I will agree with you here. Having not experienced this personally myself, I am only applying my own logic to the situation to further learn and also challenge to maybe help you see things in a different light. So I will conceed your point. It would be disrespectful to further challenge you for the sake of it; you've answered my points fully. Smile

I'll take a look at your thread shortly; thanks for the link.

Fedouaislove wrote:
Usually I'm not a person that gets scared easily, I'm really curious and I always do research about ''horrible things'' and try to see them objectively and always use and control my mind not to be 'scared/disgusted'. I've had really scary nightmares in the past, but somehow, in the dream I would be aware that it's a nightmare and I would tell myself 'Okay, well wake up now' I have always been in control. and i never believed in 'evil', i believe human beings are the ones that turn into evil.

Thanks for the lengthy reply; an interesting read.

The way you describe it certainly paints a 3d picture for me to which I can only apologise you've experienced this and wish it doesn't happen to you again in that way. I have said that I don't believe this is real but don't want to push my point of view any more on this; it's clear you believe the opposite. I'm always interested in the unknown so have some questions for you. Smile

Forgive me if you've already mentioned this; but did you ever see anything during this experience or was it just pure black? Did you attempt to communicate with it at all and ask it what it wanted/why it's here?

Just FYI - I have had a few experiences of sleep paralysis myself but have never felt a presence in the room with me. I've felt a little scared to begin with and then slowly laugh to myself which usually loosens things up (a kinda 'whoops, stuck again!' mindset) or I violently 'shake' myself which seems to dislodge me from this paralysis. This usually ends in 2-5 seconds.

I also watched a documentary called 'The Entity' lately which went into a few various accounts of people having these terrifying experiences.
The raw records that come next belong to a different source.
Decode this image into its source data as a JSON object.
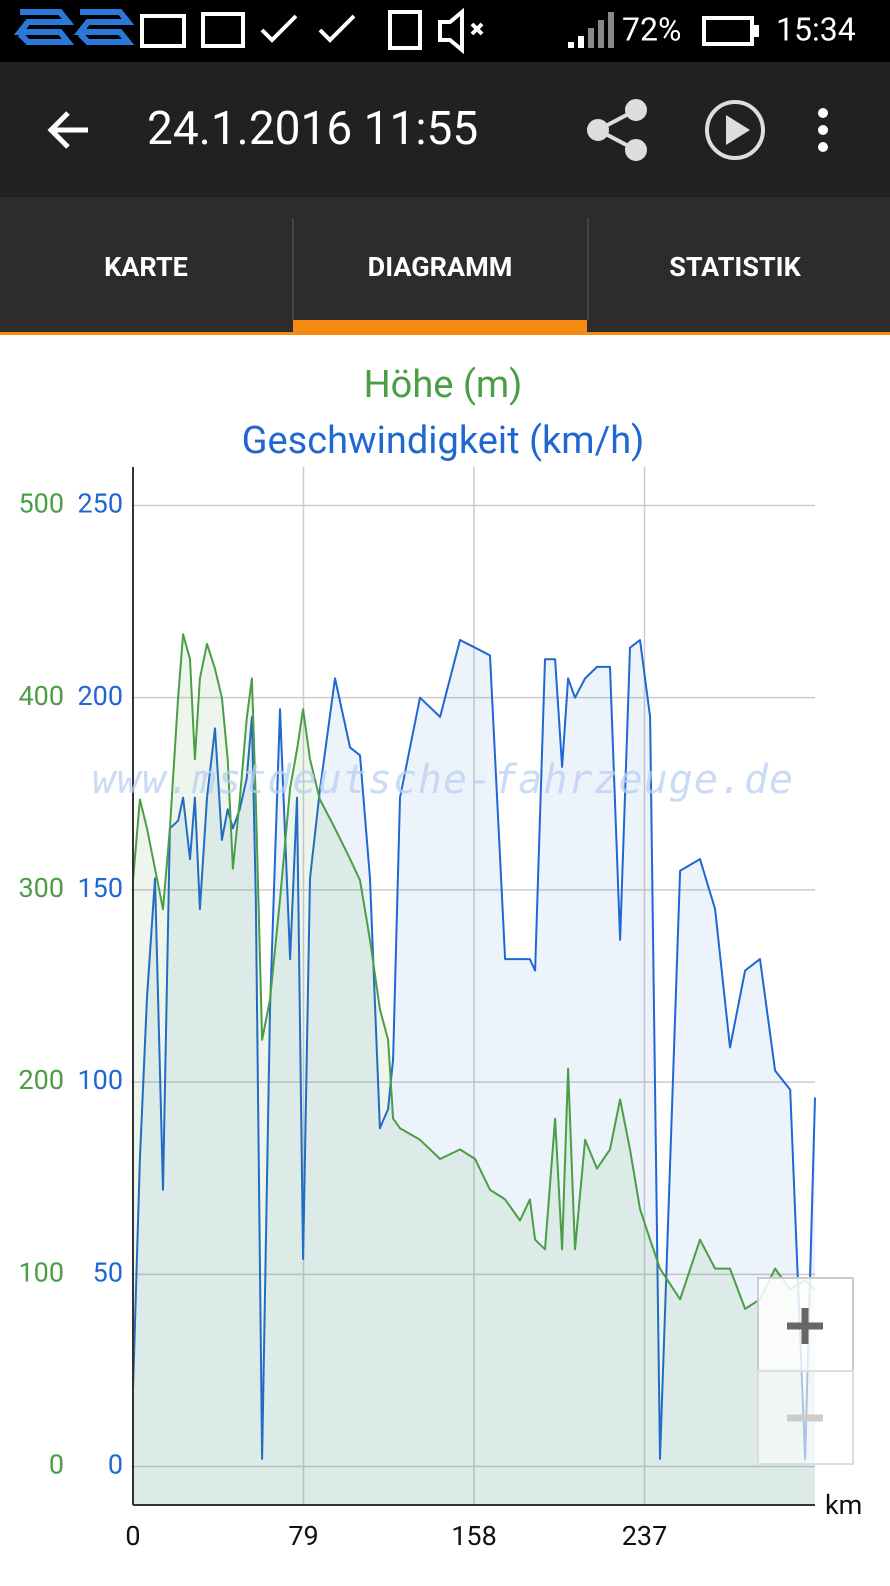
{
  "status_bar": {
    "battery": "72%",
    "time": "15:34"
  },
  "app_bar": {
    "title": "24.1.2016 11:55"
  },
  "tabs": [
    "KARTE",
    "DIAGRAMM",
    "STATISTIK"
  ],
  "watermark": "www.mstdeutsche-fahrzeuge.de",
  "chart_data": {
    "type": "line",
    "area": true,
    "grid": true,
    "x_label": "km",
    "xlim": [
      0,
      316
    ],
    "xticks": [
      0,
      79,
      158,
      237
    ],
    "ylim": [
      -10,
      260
    ],
    "yticks": [
      0,
      50,
      100,
      150,
      200,
      250
    ],
    "y2lim": [
      -20,
      520
    ],
    "y2ticks": [
      0,
      100,
      200,
      300,
      400,
      500
    ],
    "x": [
      0,
      3.2,
      6.5,
      10.2,
      13.9,
      17.1,
      20.9,
      23.2,
      26.4,
      28.7,
      31.0,
      34.3,
      38.0,
      41.2,
      43.9,
      46.3,
      49.5,
      52.7,
      55.1,
      56.9,
      59.8,
      63.5,
      68.1,
      72.8,
      76.0,
      78.8,
      82.0,
      86.6,
      93.6,
      100.6,
      105.2,
      109.8,
      114.4,
      118.2,
      120.5,
      123.7,
      133.0,
      142.3,
      151.5,
      158.5,
      165.4,
      172.4,
      179.3,
      183.9,
      186.3,
      190.9,
      195.6,
      198.8,
      201.6,
      204.8,
      209.5,
      215.0,
      221.0,
      225.7,
      230.3,
      234.9,
      239.6,
      244.2,
      253.5,
      262.7,
      269.7,
      276.6,
      283.6,
      290.5,
      297.5,
      304.5,
      311.4,
      316.0
    ],
    "series": [
      {
        "name": "Höhe (m)",
        "color": "#4a9e45",
        "axis": "y2",
        "values": [
          305,
          347,
          332,
          311,
          290,
          332,
          400,
          433,
          420,
          368,
          410,
          428,
          415,
          400,
          368,
          311,
          347,
          389,
          410,
          347,
          222,
          243,
          295,
          353,
          373,
          394,
          368,
          347,
          332,
          316,
          305,
          274,
          238,
          222,
          181,
          176,
          170,
          160,
          165,
          160,
          144,
          139,
          128,
          139,
          118,
          113,
          181,
          113,
          207,
          113,
          170,
          155,
          165,
          191,
          165,
          134,
          118,
          103,
          87,
          118,
          103,
          103,
          82,
          87,
          103,
          92,
          97,
          92
        ]
      },
      {
        "name": "Geschwindigkeit (km/h)",
        "color": "#1f67d2",
        "values": [
          20,
          80,
          122,
          153,
          72,
          166,
          168,
          174,
          158,
          174,
          145,
          174,
          192,
          163,
          171,
          166,
          171,
          179,
          195,
          148,
          2,
          119,
          197,
          132,
          174,
          54,
          153,
          176,
          205,
          187,
          185,
          153,
          88,
          93,
          106,
          174,
          200,
          195,
          215,
          213,
          211,
          132,
          132,
          132,
          129,
          210,
          210,
          182,
          205,
          200,
          205,
          208,
          208,
          137,
          213,
          215,
          195,
          2,
          155,
          158,
          145,
          109,
          129,
          132,
          103,
          98,
          2,
          96
        ]
      }
    ]
  }
}
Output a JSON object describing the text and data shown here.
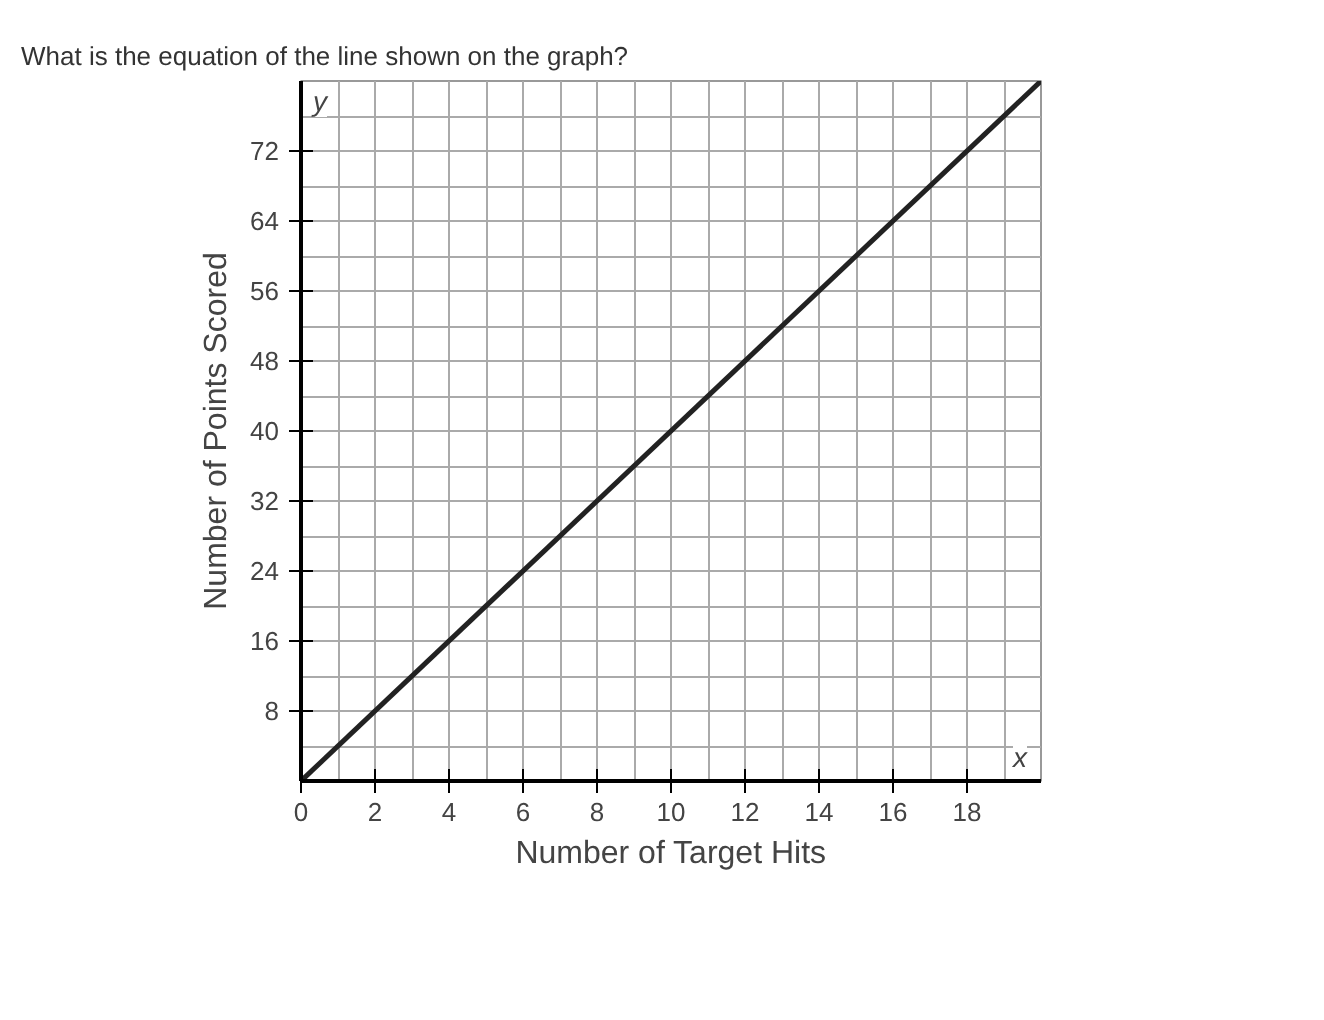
{
  "chart_data": {
    "type": "line",
    "title": "What is the equation of the line shown on the graph?",
    "xlabel": "Number of Target Hits",
    "ylabel": "Number of Points Scored",
    "x": [
      0,
      20
    ],
    "series": [
      {
        "color": "#222222",
        "values": [
          0,
          80
        ]
      }
    ],
    "xlim": [
      0,
      20
    ],
    "ylim": [
      0,
      80
    ],
    "xticks": [
      0,
      2,
      4,
      6,
      8,
      10,
      12,
      14,
      16,
      18
    ],
    "yticks": [
      8,
      16,
      24,
      32,
      40,
      48,
      56,
      64,
      72
    ],
    "annotations": [
      "y",
      "x"
    ],
    "grid": true,
    "marker": "none",
    "line_style": "solid"
  }
}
Of these, the most interesting was the following;

A guy would be possesed whilst sleeping it seemed. He would wake up, scream in quite a demonic way and then run around (usually at a door) and punch it wildly until he woke up. He filmed it which was a scary watch. There was also an account where he threw himself through a window, woke up and heard "See you later Rick" (I think that was his name)

He then went to a controlled enviroment when they set up things attached to his body and sure enough on the first night, his eyes went O_O, his mouth went :-O and just stared like that for a while. It was pretty creepy. Also the machines showed he was still sleeping.